Nanette Asimov / San Francisco Chronicle – 2012-02-03 00:37:06
BERKELEY, CA (February 2, 2012) — Why does the University of California employ an armed police force on its campuses?
That question, and the anger implied in its wording, was asked repeatedly Wednesday night by UC Berkeley students and faculty of top UC brass. Berkeley was a whistle-stop on their tour of campuses before they prepare UC’s official response to the use of batons and pepper spray against peaceful protesters last November.
“I want to take issue with the idea that police on campus are in accordance with academic values,” Gina Patnaik, a doctoral student in English, told the officials and the crowd of about 50 people in Berkeley’s student union who had come to air their views. UC employs about 300 police officers across its 10 campuses.
One woman called the idea of an armed force at UC “incredibly bizarre,” while another said that some Latin American countries outlaw campus police altogether. Someone asked all undercover police who might be in the room to raise their hand. When two professor-types in sweaters raised their hands, students and faculty hissed or shook their heads in disgust.
Everyone sat in concentric circles waiting for the chance to influence recommendations being prepared on behalf of the university system by Charles Robinson, UC’s general counsel, and Chris Edley, dean of the UC Berkeley Law School.
Reports in the Works
Their report, due in March, is one of three forthcoming from UC to publicly address what is widely perceived as excessive, even brutal responses to students’ acts of civil disobedience against rising tuition and rising executive pay at a time of deep cuts to higher education.
On Nov. 9, UC Berkeley police and Alameda County sheriff’s deputies used batons to strike students who had erected Occupy tents on the steps of Sproul Hall. On Nov. 18, UC Davis police officers were caught on video placidly coating seated protesters with pepper spray.

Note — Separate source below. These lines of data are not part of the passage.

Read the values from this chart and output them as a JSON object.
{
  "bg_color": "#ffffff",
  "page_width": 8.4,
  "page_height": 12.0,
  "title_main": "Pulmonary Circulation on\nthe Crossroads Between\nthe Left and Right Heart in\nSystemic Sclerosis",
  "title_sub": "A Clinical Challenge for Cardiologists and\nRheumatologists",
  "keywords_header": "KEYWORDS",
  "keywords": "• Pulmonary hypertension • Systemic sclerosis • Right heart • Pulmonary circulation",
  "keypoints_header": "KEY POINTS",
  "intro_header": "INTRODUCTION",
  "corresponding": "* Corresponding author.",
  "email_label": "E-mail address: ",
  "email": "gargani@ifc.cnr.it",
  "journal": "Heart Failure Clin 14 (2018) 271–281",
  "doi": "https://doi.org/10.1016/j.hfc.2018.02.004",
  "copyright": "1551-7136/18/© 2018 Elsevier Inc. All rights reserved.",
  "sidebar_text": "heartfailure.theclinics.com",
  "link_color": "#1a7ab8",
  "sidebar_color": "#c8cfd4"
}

Both campuses are preparing reports focused on fact finding and who bears responsibility. At Davis, where the police chief and two officers have been placed on leave, the report is due Feb. 21.
The Berkeley report is expected in March.
Robinson and Edley said their report won’t be investigative like the others. Instead they are visiting campuses, listening to students and faculty, and trying to figure out what UC should do differently. Students have steadily complained about excessive police tactics against protesters since 2009.
Perhaps the most-applauded suggestion Wednesday night came from Anant Sahai, a professor of electrical engineering and computer science, who said campuses should call on trained mediators instead of police during tense student protests.
“Students want to be engaged in a sincere, substantive dialogue,” Sahai said into the microphone. “The role of the mediators should be to facilitate this conversation.”
“Great idea,” Edley said.
But it was student Mica Stumpf, a peace and conflict studies major, who asked the critical question. She said she’d been beaten by police Nov. 9, yet no campus official approached her in the aftermath. Only lawyers from the group By Any Means Necessary, which is suing campus officials and police over the incident, asked how she was doing.
Stumpf, who said she reluctantly joined the group’s lawsuit, then asked the two UC officials: “Do you have a policy on how you treat nonviolent protesters?”
Robinson said that such a policy was precisely what he and Edley had been asked to develop by UC President Mark Yudof.
“The key question is, How do you respond?” Robinson said. “If you respond.”